In the state, the doctor-patient ratio of 1:700 is on par with most of the European countries. Indian Medical Association, Kerala, secretary Dr A V Jayakrishnan said there was no need to worry about the manpower. “Doctors are even available in the tribal areas,” he says, adding that some doctors were reluctant to move to the rural areas. “It is not because the doctors are not willing to serve in rural areas. But it is only because of the want of basic facilities and amenities,” he says.
Jayakrishnan also claims that there are no vacancies for doctors both in the government and private sector. “Recently when applications were invited for 800 vacancies, about 5,000 candidates had applied for the post. But we have a shortage of specialist doctors in the state,” he says.
Kerala Government Medical Officers’ Association president O S Syam Sundar says though the state had the best medical facilities when compared to others, some issues were yet to be addressed. “All the panchayats have at least one PHC. But we have not increased the PHC with the increase in population. The main issue is that a single doctor might have to look after a larger population. There should be a scientific staff structure,” he says. In certain remote areas in Wayanad, Idukki and Kasaragod, the issue of non-availability of doctors can be seen, Dr Sundar says.
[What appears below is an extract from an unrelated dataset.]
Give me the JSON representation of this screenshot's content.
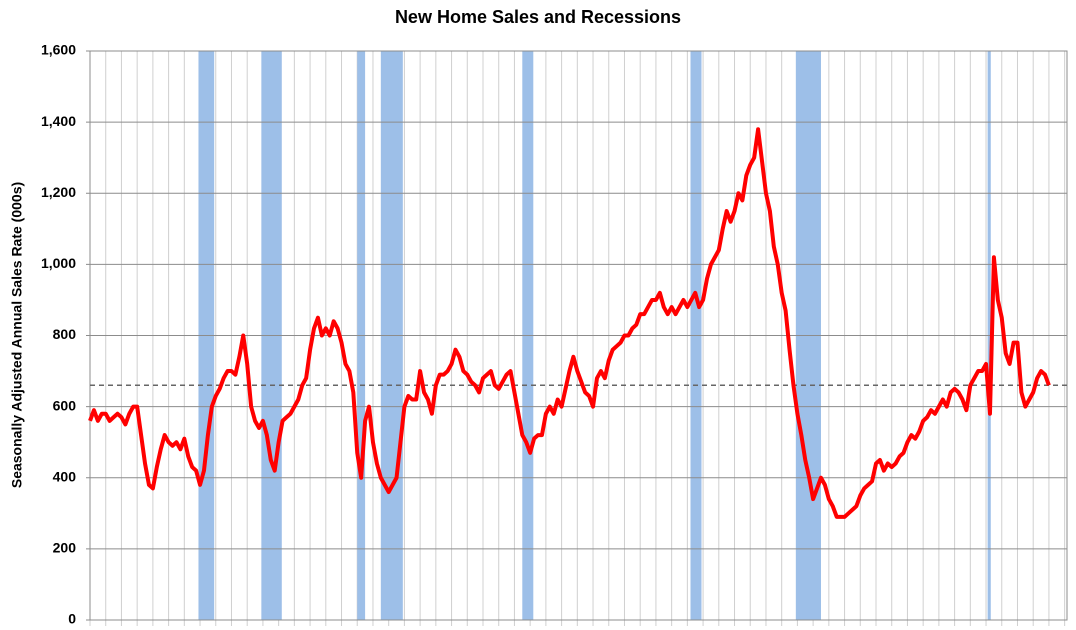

This was only because the government has not addressed some of the genuine issues of the doctors working in the rural areas.
As an HRD ministry report says, there would have been fewer casualties in the Bihar midday meal tragedy, had the children been provided treatment on time. The hospital where the children were taken to—after consuming poisoned food in Dharmasati village, Saran district, on July 16—did not have even rudimentary facilities.
When the condition of the children deteriorated, parents and relatives desperately tried to move them to the district’s Sadar hospital but no ambulances were available. It took almost four hours to reach the hospital after snagging some private vehicles; meanwhile, more children died.
The situation in Sadar hospital was so bad that children continued to die. It was late in the night that the district administration decided to shift the affected children to Patna Medical College Hospital. Four died on the way. Life is so cheap here.